À peine quelques jours après la parution de la réclame du New World concernant Les Mystères de Paris, la librairie riposte : le plus grand libraire de New York, Harper and Brothers, se met aussi à faire de la réclame pour sa propre édition qui allait être publiée en deux livraisons le 26 et le 31 octobre, devançant ainsi l’hebdomadaire de Benjamin Park10. Vendue à 25 centimes de dollar par livraison, l’édition des Harper était présentée par la New York Daily Tribune comme l’édition la moins coûteuse des Mystères de Paris aux États-Unis. Elle faisait partie de la collection « Library edition of select novels » dont les Harper avaient baissé les prix à 25 centimes de dollar précisément pour faire face à la concurrence des hebdomadaires-monstres.
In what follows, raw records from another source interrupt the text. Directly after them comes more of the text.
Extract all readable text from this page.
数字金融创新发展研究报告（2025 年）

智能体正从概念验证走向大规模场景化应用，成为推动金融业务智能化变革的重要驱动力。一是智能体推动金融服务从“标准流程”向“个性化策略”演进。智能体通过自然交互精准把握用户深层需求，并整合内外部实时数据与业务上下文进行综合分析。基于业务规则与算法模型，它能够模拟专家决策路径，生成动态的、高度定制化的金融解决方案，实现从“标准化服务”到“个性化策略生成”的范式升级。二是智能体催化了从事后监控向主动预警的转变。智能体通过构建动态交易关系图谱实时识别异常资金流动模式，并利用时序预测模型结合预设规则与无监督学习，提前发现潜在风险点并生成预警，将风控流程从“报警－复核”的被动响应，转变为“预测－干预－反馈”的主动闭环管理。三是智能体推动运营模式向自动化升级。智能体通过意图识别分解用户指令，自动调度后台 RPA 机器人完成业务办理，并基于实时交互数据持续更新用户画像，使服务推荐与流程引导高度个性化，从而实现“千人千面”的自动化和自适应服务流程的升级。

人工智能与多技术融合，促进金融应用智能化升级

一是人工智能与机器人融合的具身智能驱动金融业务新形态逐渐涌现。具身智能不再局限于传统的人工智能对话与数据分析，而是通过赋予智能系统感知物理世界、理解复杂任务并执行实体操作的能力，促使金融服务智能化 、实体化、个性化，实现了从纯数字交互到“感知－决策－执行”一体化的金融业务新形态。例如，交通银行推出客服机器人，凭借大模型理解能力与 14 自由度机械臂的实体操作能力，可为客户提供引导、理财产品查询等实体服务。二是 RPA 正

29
Même si cette édition fut la première à rendre disponible en traduction aux lecteurs américains la totalité du texte de Sue, il s’agissait d’une publication dont la présence dans les réclames de la presse américaine a été plus discrète que celle du New World. On avait annoncé pour la première fois sa publication la veille de sa parution effective et cela sans donner aucune information sur l’identité du traducteur dont le nom, « Charles H. Town », ne sera cité que tardivement. Les premières réclames contenaient seulement la mention « Texte intégral », un fait qui a par la suite été rudement mis en cause dans divers articles publiés dans The New World.

L’histoire éditoriale des premières éditions des Mystères de Paris reflète donc parfaitement les antagonismes passés entre les deux pôles opposés de l’industrie éditoriale américaine. Tandis que les nouveaux venus essaient de trouver leur place comme les égaux des libraires, les anciens du champ éditorial tentent à tout prix d’élargir, pour la première fois dans leur histoire, leur public aux classes populaires, une influence réciproque qui a déstabilisé les frontières entre les milieux « légitime » et « illégitime » de l’édition littéraire.

La querelle de la traduction : réécritures de l’original

Toutefois, même si les deux premières éditions des Mystères de Paris peuvent être considérées comme des éditions populaires qui visaient un public le plus large possible, elles contenaient deux traductions très différentes qui semblent avoir été produites chacune en fonction du lectorat de prédilection de chacun des éditeurs : d’un côté les classes populaires ou le « peuple » pour reprendre le mot qu’affectionnait The New World pour désigner son lectorat, et de l’autre la bourgeoisie qui fournissait les acheteurs habituels des livres Harper. Les différences radicales entre les deux traductions ont été soumises à l’appréciation du public dès la publication de la première livraison de chaque édition : alors éclata ce que la presse a appelé « la querelle de la traduction11 ». Comme les Harper allaient devancer The New World dans la publication des Mystères de Paris, l’hebdomadaire devait trouver un moyen de convaincre le public d’attendre la fin de sa propre publication périodique du roman au lieu de lui préférer celle des Harper qui allait rendre disponible l’intégralité de l’histoire beaucoup plus rapidement.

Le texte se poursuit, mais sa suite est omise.